A very scary version of “Tiptoe Through the Tulips” plays in the background as we hear Lorraine exposit the obvious: the ghosts aren’t done with them yet. As the medium/psychic/ghost whisperers and the parents wander around the dark house with flashlights, they discover what appear to be decaying corpses covered in bed sheets; in other words, ghosts dressing up as ghosts, because even ghosts celebrate Halloween. About a dozen rocking horses rock back and forth, making my English major brain go straight to D. H. Lawrence’s “The Rocking Horse Winner.”
The medium guy touches what appears to be a black wedding dress and gets visions of two of the creepiest old people I’ve ever seen. Josh tells his wife that something evil must have followed him back from the ghost world of the first movie (what is it with people stating the obvious around here?). Renai gets attacked by a flying baby carriage, and someone who bears an uncomfortable resemblance to Warwick Davis as the Leprechaun smiles through a curtain.

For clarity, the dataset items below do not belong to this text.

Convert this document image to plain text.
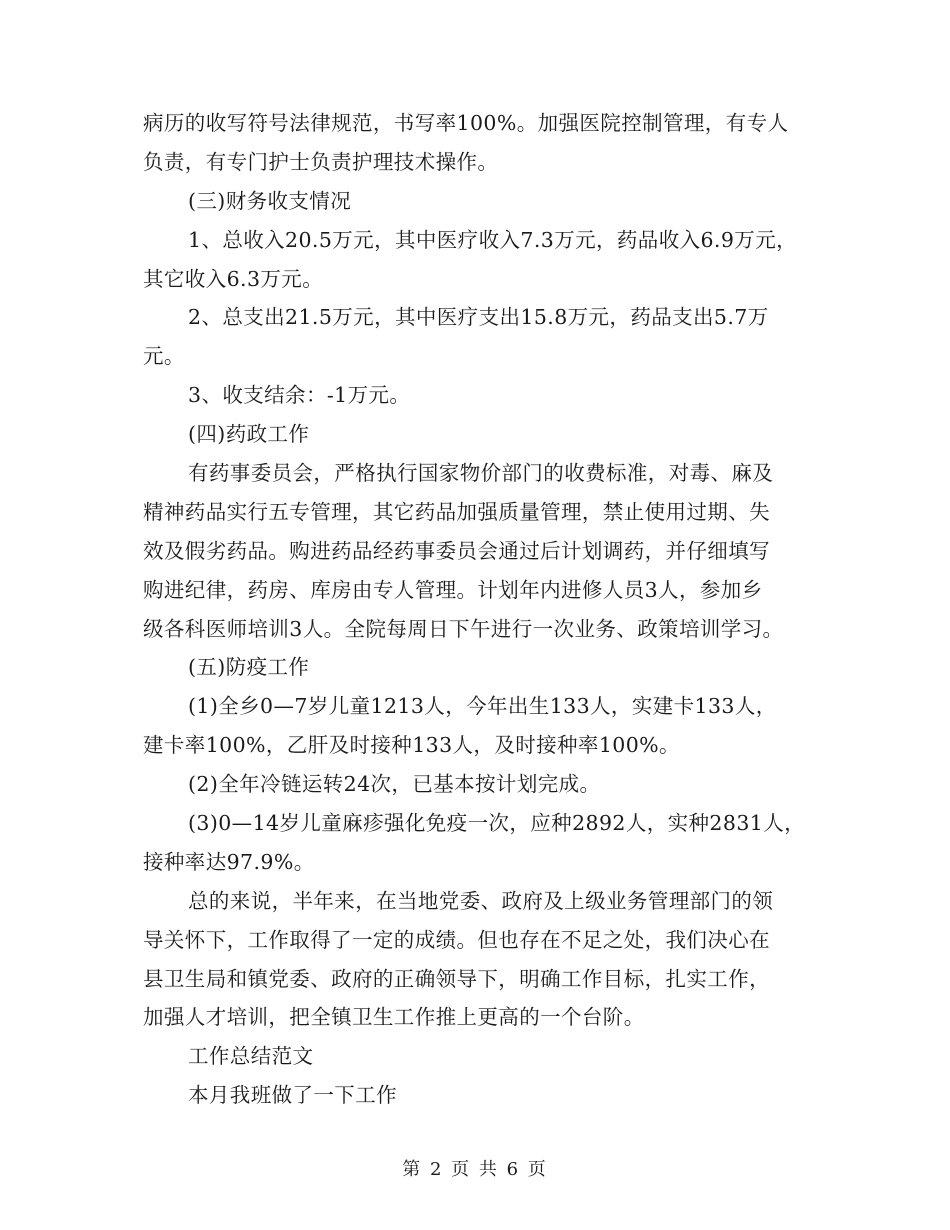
病历的收写符号法律规范，书写率100%。加强医院控制管理，有专人
负责，有专门护士负责护理技术操作。
(三)财务收支情况
1、总收入20.5万元，其中医疗收入7.3万元，药品收入6.9万元，
其它收入6.3万元。
2、总支出21.5万元，其中医疗支出15.8万元，药品支出5.7万
元。
3、收支结余：-1万元。
(四)药政工作
有药事委员会，严格执行国家物价部门的收费标准，对毒、麻及
精神药品实行五专管理，其它药品加强质量管理，禁止使用过期、失
效及假劣药品。购进药品经药事委员会通过后计划调药，并仔细填写
购进纪律，药房、库房由专人管理。计划年内进修人员3人，参加乡
级各科医师培训3人。全院每周日下午进行一次业务、政策培训学习。
(五)防疫工作
(1)全乡0—7岁儿童1213人，今年出生133人，实建卡133人，
建卡率100%，乙肝及时接种133人，及时接种率100%。
(2)全年冷链运转24次，已基本按计划完成。
(3)0—14岁儿童麻疹强化免疫一次，应种2892人，实种2831人，
接种率达97.9%。
总的来说，半年来，在当地党委、政府及上级业务管理部门的领
导关怀下，工作取得了一定的成绩。但也存在不足之处，我们决心在
县卫生局和镇党委、政府的正确领导下，明确工作目标，扎实工作，
加强人才培训，把全镇卫生工作推上更高的一个台阶。
工作总结范文
本月我班做了一下工作
第 2 页 共 6 页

Doors slam on their own, Josh screams at the ghosts to get out of his head, Renai gets a hug from a bed sheet, and the woman in white opens her mouth way too wide and points. Yawning and pointing; someone needs to teach this woman manners. Someone goes flying out the window and Renai clobbers someone else, probably Josh. If I’m right about that, I call domestic abuse on that. And the trailer ends with the medium guy telling Josh there’s someone standing in front of him, saying over and over again, “He’s got your baby!” It’s supposed to be unsettling, and the fact that the ghost is too old to be shirtless makes it very disturbing indeed, but all I can see is some kid on the playground saying, “I got your nose! I got your nose!”
So based on the trailer, do I recommend the movie? It really depends, I guess. The trailer does a decent job of making the film look creepy most of the time. I like the subtle little tricks like having the woman in white appear mid-shot as Rose Byrne walks by. On the other hand, we’re basically retreading the same ground we went over in the first movie. We may be getting a little deeper into the story, but I watch this trailer and the trailer for the original movie and I have to say a lot of things look the same. You’ve got the gas mask, the metronome, the rocking horse, and the baby monitor all making repeat appearances. And when it’s not ripping off the first film, it’s trying to outdo it; for example, one rocking horse becomes ten. The whole trailer feels like it’s trying to be bigger, and maybe that’s the problem. See, the scariest monster is the one you never see, and little scares can go a long way. Comparing the trailers by themselves, I feel like the first one was simpler and a lot creepier. But if you liked the first Insidious film, you’ll probably like this one. There are much worse horror sequels, but then again, there are much better horror movies. So personally, the next time I feel like unnerving myself with a scary movie, I’ll pop in Gremlins.
Insidious: Chapter 2 is owned by IM Global.